Com o chumbo por PS, BE, PCP e PEV destes nove projetos de lei fica concluída a recusa integral pela maioria de esquerda do pacote legislativo da natalidade do CDS-PP.

Em causa estão iniciativas para o alargamento do gozo da licença parental complementar e da licença para assistência a filho aos avós, o aumento da licença parental exclusiva do pai, o aumento da duração da licença parental inicial a partir do terceiro filho e para a criação de uma licença parental pré-natal.

O aumento da duração da licença parental inicial para os 210 dias, o estabelecimento de uma dispensa para assistência a filho em substituição da dispensa para amamentação ou aleitação, a criação do subsídio pré-natal e o subsídio parental para nascimento prematuro, e a criação da licença parental para nascimento prematuro, encontram-se também entre os projetos chumbados.

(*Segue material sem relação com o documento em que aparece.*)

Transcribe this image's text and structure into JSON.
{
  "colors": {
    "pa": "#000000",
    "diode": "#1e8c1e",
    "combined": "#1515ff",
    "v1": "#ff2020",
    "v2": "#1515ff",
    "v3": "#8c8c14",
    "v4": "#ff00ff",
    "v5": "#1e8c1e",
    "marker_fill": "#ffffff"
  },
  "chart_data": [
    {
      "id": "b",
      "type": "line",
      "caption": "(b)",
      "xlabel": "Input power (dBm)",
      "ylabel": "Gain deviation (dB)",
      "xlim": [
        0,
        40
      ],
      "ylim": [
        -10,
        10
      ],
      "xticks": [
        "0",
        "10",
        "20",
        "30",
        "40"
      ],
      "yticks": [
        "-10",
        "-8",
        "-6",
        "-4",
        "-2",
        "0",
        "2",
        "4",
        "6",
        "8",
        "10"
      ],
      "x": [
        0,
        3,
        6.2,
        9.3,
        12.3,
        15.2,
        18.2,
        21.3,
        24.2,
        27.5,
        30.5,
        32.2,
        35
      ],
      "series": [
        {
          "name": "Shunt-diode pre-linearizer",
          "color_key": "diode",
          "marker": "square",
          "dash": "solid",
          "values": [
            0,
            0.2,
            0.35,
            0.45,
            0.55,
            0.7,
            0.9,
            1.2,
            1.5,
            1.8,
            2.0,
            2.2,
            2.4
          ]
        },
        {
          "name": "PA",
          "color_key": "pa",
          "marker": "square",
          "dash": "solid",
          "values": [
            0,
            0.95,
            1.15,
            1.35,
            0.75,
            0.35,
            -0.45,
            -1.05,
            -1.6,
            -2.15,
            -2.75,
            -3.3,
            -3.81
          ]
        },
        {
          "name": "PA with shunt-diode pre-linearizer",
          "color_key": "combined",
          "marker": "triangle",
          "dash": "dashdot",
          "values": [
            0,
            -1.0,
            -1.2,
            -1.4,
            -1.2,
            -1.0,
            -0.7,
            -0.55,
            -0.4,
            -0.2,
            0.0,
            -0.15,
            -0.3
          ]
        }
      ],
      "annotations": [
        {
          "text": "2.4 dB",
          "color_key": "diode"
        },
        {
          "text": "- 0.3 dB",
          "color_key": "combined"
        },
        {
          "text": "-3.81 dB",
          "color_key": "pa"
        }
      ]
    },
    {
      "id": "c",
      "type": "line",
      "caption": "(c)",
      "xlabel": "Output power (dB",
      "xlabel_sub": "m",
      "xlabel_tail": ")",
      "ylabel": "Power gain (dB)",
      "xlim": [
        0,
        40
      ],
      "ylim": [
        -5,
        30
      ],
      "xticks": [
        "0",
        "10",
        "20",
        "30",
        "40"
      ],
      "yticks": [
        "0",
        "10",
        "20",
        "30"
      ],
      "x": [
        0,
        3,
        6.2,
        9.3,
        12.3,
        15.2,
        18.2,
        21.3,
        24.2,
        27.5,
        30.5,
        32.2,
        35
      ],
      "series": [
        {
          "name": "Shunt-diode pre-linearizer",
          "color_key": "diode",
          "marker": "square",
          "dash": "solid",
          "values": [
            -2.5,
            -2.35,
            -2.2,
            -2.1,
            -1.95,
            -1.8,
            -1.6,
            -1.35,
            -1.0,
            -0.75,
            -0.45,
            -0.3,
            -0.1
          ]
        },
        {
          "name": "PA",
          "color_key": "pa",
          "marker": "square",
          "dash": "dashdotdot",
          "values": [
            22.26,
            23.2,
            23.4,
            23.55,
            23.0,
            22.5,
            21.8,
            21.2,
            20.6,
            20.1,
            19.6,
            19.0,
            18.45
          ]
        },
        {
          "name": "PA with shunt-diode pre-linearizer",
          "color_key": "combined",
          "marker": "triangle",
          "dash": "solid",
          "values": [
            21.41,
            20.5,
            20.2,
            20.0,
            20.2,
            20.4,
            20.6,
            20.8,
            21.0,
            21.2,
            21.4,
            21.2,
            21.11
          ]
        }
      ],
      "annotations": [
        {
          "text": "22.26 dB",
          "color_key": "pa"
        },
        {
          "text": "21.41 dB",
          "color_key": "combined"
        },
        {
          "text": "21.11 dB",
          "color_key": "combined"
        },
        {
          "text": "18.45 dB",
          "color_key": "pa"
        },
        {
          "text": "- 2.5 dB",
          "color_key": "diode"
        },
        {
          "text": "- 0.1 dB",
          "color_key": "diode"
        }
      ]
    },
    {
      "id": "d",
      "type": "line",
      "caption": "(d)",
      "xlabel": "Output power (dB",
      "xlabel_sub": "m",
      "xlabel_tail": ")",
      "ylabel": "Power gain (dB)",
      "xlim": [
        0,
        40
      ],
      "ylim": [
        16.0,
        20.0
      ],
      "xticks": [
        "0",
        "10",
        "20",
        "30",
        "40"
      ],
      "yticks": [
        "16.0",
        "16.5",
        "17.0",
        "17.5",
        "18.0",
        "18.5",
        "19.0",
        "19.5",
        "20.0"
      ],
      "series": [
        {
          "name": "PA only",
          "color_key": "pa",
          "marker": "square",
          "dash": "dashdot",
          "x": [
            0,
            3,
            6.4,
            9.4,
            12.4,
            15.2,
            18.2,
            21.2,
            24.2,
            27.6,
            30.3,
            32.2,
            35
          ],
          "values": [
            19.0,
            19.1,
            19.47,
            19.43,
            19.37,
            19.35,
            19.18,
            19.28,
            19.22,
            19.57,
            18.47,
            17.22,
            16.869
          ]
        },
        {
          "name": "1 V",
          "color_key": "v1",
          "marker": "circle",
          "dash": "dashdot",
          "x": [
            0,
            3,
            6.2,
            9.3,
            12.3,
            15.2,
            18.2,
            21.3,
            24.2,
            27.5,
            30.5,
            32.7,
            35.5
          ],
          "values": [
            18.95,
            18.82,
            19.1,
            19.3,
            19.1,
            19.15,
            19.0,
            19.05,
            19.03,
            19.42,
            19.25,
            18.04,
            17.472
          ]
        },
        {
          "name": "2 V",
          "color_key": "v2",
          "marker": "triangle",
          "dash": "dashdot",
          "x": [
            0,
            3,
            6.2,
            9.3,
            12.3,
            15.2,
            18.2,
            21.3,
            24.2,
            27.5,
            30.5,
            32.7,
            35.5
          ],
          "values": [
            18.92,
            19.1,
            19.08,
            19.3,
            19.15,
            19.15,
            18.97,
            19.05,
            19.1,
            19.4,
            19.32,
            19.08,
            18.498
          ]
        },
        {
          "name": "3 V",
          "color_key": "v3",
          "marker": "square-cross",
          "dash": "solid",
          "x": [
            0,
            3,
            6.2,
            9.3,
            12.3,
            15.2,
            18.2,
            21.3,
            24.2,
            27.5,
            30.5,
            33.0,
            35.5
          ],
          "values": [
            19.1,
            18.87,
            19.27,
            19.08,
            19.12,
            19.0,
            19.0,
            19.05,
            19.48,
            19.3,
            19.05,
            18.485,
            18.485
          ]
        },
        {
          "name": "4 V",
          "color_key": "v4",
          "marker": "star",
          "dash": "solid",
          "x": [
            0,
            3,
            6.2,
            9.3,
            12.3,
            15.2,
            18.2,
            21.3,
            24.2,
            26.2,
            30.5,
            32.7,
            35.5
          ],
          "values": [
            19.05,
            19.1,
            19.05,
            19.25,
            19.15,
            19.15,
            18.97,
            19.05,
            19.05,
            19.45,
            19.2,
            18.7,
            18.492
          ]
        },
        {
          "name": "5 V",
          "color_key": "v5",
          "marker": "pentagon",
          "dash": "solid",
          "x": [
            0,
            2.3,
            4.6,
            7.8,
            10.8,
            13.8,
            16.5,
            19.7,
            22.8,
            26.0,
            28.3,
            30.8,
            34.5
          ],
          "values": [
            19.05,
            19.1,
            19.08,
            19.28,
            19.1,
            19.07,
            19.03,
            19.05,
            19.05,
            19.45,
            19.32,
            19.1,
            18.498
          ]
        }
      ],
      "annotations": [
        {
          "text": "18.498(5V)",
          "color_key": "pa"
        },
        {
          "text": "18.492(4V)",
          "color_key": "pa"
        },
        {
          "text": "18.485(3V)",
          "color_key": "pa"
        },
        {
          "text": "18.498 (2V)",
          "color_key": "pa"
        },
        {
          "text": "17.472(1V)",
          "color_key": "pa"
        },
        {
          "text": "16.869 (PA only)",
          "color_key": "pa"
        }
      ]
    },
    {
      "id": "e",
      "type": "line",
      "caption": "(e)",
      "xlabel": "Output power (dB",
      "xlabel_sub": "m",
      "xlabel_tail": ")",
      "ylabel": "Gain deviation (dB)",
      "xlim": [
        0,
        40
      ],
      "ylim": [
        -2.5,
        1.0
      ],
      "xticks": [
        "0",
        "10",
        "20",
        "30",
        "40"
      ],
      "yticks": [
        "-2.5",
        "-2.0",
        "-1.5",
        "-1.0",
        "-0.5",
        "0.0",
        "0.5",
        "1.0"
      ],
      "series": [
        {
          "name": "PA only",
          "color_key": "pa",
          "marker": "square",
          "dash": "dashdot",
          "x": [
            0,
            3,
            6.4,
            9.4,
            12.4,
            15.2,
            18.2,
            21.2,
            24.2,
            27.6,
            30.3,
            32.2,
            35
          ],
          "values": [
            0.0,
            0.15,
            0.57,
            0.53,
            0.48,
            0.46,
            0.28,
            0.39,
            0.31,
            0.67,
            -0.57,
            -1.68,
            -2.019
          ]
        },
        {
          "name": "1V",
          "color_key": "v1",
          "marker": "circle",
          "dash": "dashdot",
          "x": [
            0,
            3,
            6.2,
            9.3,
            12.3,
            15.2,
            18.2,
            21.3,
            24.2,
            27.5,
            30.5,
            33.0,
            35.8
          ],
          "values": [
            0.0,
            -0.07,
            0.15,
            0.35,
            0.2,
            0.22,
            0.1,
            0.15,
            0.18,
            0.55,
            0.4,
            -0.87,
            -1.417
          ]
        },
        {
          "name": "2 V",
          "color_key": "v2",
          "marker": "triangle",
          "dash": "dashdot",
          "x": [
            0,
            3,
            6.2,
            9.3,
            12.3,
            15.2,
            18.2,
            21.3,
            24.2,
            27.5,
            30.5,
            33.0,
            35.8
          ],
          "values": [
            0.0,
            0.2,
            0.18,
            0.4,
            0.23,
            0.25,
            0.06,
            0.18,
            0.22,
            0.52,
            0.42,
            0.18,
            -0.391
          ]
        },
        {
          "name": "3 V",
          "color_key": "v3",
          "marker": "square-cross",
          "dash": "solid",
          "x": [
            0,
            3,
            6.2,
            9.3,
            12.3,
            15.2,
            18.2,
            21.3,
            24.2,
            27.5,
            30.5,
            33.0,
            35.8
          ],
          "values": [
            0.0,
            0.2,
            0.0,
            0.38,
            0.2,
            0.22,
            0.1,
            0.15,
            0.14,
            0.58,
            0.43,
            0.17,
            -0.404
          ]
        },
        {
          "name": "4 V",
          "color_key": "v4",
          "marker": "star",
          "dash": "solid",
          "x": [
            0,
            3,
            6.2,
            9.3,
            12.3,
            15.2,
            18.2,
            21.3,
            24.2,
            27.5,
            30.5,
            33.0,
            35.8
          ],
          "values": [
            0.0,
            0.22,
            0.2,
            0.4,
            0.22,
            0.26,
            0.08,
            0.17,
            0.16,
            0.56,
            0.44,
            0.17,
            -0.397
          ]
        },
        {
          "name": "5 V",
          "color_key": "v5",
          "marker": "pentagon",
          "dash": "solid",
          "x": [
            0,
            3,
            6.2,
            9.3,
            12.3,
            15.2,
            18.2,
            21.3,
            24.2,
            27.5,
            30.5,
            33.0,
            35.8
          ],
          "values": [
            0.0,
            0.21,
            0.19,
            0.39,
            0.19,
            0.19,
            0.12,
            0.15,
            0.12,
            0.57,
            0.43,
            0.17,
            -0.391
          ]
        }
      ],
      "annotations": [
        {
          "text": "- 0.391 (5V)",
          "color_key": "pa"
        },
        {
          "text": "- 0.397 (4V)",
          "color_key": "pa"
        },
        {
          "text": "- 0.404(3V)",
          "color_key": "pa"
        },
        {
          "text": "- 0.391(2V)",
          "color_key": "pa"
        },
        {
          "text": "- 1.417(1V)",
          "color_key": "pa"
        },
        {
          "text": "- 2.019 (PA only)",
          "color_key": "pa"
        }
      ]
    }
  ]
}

Os partidos que apoiam o governo votaram contra todas as iniciativas, o PSD esteve sempre ao lado do seu antigo parceiro de coligação, votando a favor, com exceção do aumento da duração da licença parental para 210 dias, em que se absteve.

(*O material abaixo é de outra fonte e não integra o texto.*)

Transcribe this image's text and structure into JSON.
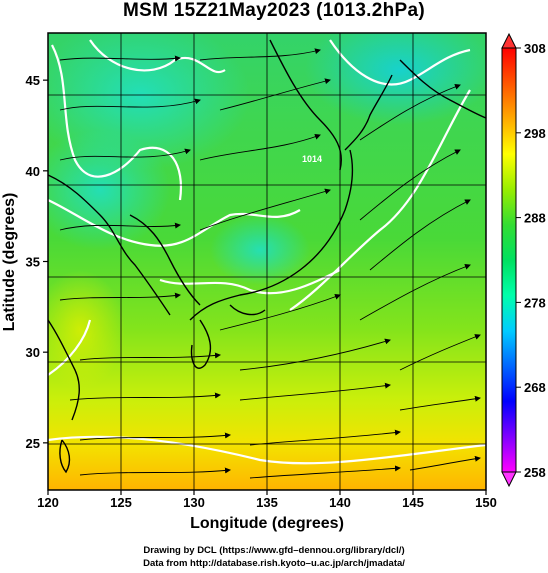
{
  "title": "MSM 15Z21May2023 (1013.2hPa)",
  "x_axis": {
    "label": "Longitude (degrees)",
    "ticks": [
      "120",
      "125",
      "130",
      "135",
      "140",
      "145",
      "150"
    ],
    "range": [
      120,
      150
    ]
  },
  "y_axis": {
    "label": "Latitude  (degrees)",
    "ticks": [
      "25",
      "30",
      "35",
      "40",
      "45"
    ],
    "range": [
      22.4,
      47.6
    ]
  },
  "colorbar": {
    "ticks": [
      "308",
      "298",
      "288",
      "278",
      "268",
      "258"
    ],
    "range": [
      258,
      308
    ],
    "colors": [
      "#ff00ff",
      "#8000ff",
      "#0000ff",
      "#0066ff",
      "#00ccff",
      "#00ffaa",
      "#00e060",
      "#33dd33",
      "#99ee00",
      "#ffff00",
      "#ffaa00",
      "#ff5500",
      "#ff0000"
    ]
  },
  "contour_label": "1014",
  "credits": {
    "line1": "Drawing by DCL (https://www.gfd–dennou.org/library/dcl/)",
    "line2": "Data from http://database.rish.kyoto–u.ac.jp/arch/jmadata/"
  }
}
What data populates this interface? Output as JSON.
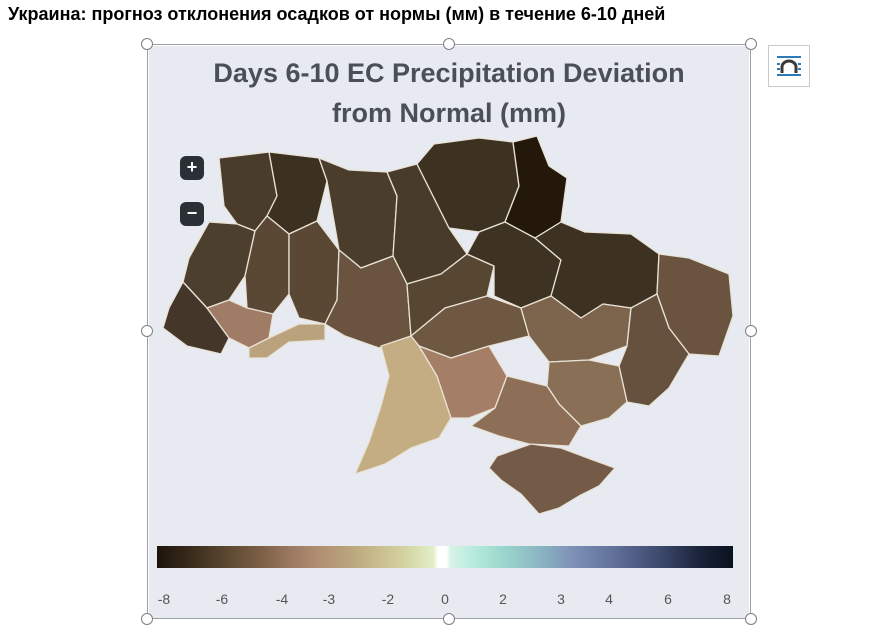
{
  "page_heading": "Украина: прогноз отклонения осадков от нормы (мм) в течение 6-10 дней",
  "card": {
    "title_line1": "Days 6-10 EC Precipitation Deviation",
    "title_line2": "from Normal (mm)",
    "zoom_in": "+",
    "zoom_out": "−"
  },
  "legend": {
    "ticks": [
      "-8",
      "-6",
      "-4",
      "-3",
      "-2",
      "0",
      "2",
      "3",
      "4",
      "6",
      "8"
    ]
  },
  "colors": {
    "card_bg": "#e7ebf1",
    "title": "#4b4f56",
    "darkest": "#23180a",
    "dark": "#3e3322",
    "mid_dark": "#4d3f2d",
    "brown": "#6a5440",
    "light_brown": "#a07c66",
    "tan": "#b9a27c",
    "khaki": "#c4ad82"
  },
  "icons": [
    "zoom-in-icon",
    "zoom-out-icon",
    "layout-options-icon"
  ]
}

O voto contra do PS inviabilizou também um projeto de lei do BE para o alargamento da licença parental inicial e o período para dispensa de aleitação. PSD e CDS abstiveram-se neste projeto.

O projeto de lei apresentado pelo PAN (Pessoas-Animais-Natureza), para o reforço do regime de proteção na parentalidade, foi também chumbado, com os votos contra do PSD, PS e CDS-PP e os votos favoráveis dos restantes partidos.